One thing led to another. Could you develop spell checkers for foreign languages? Yes, you could. Could you tune spell checkers so as to respond to the needs of nonnative

English speakers? Yes, and Chinese and Japanese working in English would find your product highly desirable. If you were beginning to parse automatically, how about combined spelling and grammar correction? If you knew a lot about the relationships between phonemes and graphemes, how about speech-to-print products? Or, turning them inside out, how about speech generation? And behind all of this, how about intelligent (in the beginning, we used that word a lot) retrieval, because wasn’t retrieval basically a matter of filtering text for defined words or combinations of words? Well, as we’ve discovered, only in part.

Houghton’s spelling correction was licensed to stand-alone word-processing systems like Lanier and to Microsoft for Word, and to many other such users. But essentially, the language-processing opportunities began tumbling over one another, and in some sense they overwhelmed the rather conventional publishing environment in which Houghton was accustomed to working. In 1994 Houghton divested itself of its language-processing products in favor of a new company, Inso.

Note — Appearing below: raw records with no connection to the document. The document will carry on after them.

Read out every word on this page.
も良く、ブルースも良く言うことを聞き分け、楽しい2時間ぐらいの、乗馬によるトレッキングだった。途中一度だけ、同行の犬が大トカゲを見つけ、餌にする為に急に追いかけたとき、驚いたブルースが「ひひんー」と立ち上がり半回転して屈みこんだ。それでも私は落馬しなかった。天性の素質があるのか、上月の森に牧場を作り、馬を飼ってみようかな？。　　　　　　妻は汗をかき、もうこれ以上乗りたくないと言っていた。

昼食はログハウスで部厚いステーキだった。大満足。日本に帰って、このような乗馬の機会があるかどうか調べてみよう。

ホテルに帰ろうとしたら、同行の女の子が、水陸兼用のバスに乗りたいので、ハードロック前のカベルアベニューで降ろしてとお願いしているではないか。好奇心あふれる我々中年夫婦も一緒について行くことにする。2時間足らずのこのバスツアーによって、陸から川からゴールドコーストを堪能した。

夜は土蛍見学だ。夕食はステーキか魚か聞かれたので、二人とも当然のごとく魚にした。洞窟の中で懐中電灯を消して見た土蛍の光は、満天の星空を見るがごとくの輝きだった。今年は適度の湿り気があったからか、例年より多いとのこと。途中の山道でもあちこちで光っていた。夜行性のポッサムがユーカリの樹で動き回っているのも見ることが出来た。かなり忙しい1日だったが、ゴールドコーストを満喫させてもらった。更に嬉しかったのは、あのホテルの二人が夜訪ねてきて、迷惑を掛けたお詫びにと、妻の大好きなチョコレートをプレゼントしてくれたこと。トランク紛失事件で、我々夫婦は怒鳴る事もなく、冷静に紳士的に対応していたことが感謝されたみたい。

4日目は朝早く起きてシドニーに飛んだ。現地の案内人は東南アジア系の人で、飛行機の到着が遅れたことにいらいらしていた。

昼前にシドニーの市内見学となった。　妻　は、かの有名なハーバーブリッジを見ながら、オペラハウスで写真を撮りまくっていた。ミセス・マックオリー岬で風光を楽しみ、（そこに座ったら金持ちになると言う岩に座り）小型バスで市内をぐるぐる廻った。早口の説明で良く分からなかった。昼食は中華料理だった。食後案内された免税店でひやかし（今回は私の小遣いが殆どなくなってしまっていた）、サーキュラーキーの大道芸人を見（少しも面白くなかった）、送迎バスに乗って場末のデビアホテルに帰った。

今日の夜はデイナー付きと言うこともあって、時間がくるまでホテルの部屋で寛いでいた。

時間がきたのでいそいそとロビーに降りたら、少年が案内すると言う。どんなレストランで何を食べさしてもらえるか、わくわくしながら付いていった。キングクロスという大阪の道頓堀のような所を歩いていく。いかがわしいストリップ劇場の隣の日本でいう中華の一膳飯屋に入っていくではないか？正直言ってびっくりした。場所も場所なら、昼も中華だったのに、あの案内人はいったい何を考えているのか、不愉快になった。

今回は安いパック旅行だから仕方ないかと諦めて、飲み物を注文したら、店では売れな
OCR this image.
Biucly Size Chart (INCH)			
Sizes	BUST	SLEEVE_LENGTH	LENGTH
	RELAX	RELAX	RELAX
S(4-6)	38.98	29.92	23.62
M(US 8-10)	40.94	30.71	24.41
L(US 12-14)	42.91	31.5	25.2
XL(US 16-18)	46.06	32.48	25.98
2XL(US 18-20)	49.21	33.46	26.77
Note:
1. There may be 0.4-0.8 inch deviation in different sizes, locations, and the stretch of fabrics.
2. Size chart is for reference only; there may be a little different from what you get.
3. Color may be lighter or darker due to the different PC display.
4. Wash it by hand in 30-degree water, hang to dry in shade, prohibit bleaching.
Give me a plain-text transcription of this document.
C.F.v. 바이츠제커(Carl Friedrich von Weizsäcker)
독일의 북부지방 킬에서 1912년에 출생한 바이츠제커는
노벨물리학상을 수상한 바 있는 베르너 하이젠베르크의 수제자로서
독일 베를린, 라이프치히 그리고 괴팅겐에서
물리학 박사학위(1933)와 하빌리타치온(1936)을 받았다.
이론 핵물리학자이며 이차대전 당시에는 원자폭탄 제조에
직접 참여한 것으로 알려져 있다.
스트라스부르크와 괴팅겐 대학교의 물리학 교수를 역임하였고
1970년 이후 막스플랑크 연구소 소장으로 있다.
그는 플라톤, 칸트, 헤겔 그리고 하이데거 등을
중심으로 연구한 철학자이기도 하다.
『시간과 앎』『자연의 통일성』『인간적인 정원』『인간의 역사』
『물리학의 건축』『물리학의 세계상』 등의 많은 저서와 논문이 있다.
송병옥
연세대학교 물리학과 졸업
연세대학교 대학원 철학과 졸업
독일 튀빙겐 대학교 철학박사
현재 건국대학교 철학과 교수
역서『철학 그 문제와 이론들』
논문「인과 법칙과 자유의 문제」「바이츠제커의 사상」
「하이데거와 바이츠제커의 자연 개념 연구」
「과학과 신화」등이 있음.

In the length of time and after a large number of scattershot acquisitions of targeted language-related products and some questionable financial transactions, Inso bought yet another company, Electronic Book Technologies, Inc., in a kind of merger deal, and the combined company sold its language-processing technology to Lernout & Hauspie, a respected Belgian company (whose investors included Microsoft and Intel), in favor of an emphasis on electronic publishing and document conversion. But the respect was not entirely deserved, and L&H was discovered to have engaged in serious fraud in the effort to brighten up its financials.

I won’t go on with the story but will only call attention to this tale as quite typical of the Wild West days of early computation when legitimate promise was so often outstripped by fantasy and woeful underestimation of resources and time required to reach stable product status. It was just the same with James Murray and the O.E.D., who to the agonized protests of Oxford University Press, completely underestimated the time and money required to bring his project to completion and died before he was able to see his life’s work in print. “In the interests of the Dictionary,” he wrote to a friend about his relationships with the Press, “I have desired not to raise the question of time, or any other, until we get the work fairly launched.” He was at the point thinking an appalling sixteen or seventeen years, but in fact the task took far longer.